Sunday, July 30, 2006

Butler-Arkow on Fee Shifting Under the New IDEA

New on Westlaw: Jessica Butler-Arkow, The Individuals with Disabilities Education Improvement Act of 2004: Shifting School Districts' Attorneys' Fees to Parents of Children with Disabilities and Counsel, 42 Willamette L. Rev. 527 (2006). The introduction:

For over 30 years, the Individuals with Disabilities Education Act (IDEA) and its predecessors have ensured that children with disabilities receive a free appropriate public education. Today, 6.5 million children are covered by the Act. In response to the historic segregation and wholly inadequate education of children with disabilities, the IDEA gives children a variety of substantive and procedural protections. When parents have cause to believe the IDEA has been violated, they may file an administrative complaint, followed by an IDEA enforcement action in federal court. Parents who prevail generally recover their reasonable attorneys' fees. Such fee-shifting provisions, common in civil rights cases, ensure that parents and other plaintiffs are able to obtain legal representation. The IDEA was amended in December 2004, to allow prevailing school districts to seek their attorneys' fees from parents and their counsel under very limited circumstances. Specifically, the parents' case must be "frivolous, unreasonable, or without foundation" or the parents must have acted with an "improper purpose" in filing it. These amendments went into effect on July 1, 2005 as part of the Individuals with Disabilities Education Improvement Act. Care must be taken in applying these new amendments to avoid chilling IDEA enforcement actions filed on behalf of children with disabilities seeking an adequate education.

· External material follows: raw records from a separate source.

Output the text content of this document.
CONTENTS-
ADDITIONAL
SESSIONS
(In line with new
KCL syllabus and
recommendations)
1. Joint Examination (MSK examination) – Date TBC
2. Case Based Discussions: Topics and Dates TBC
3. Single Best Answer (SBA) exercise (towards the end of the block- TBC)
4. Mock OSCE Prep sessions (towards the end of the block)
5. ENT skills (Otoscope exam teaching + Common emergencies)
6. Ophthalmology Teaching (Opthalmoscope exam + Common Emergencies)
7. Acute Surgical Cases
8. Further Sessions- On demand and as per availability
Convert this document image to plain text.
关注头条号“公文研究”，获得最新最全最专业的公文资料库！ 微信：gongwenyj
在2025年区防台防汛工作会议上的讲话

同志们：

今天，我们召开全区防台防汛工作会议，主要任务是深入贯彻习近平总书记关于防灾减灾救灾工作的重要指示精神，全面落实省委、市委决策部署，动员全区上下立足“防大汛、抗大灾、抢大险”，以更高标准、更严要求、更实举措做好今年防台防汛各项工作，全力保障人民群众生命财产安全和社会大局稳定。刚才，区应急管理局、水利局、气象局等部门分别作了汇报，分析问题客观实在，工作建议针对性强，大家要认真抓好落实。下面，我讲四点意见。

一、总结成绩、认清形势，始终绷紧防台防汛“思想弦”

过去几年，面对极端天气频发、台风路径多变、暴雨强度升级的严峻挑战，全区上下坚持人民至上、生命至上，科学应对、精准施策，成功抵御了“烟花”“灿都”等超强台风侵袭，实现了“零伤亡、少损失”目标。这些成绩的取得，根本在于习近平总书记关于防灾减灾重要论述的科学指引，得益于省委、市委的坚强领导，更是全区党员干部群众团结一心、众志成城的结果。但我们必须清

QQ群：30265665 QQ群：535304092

The purpose of this article is to review and analyze the new fee-shifting amendments. Part I of this article begins with the history of the IDEA and a summary of its major provisions. Part II summarizes the law applicable to prevailing parents' requests for attorneys' fees in IDEA enforcement actions. Part III discusses the new fee-shifting amendments in detail. First, it describes the general rules applied to a school district's fee request. Second, it analyzes the ability of school districts to recover their fees if the parents' case is frivolous or the parents continue to litigate after the case clearly became frivolous. Third, the article discusses fee-shifting if the parents file a case with an improper purpose. Finally, the article addresses some additional issues raised by these new amendments, including situations involving interrelated claims where only some are frivolous or filed for an improper purpose.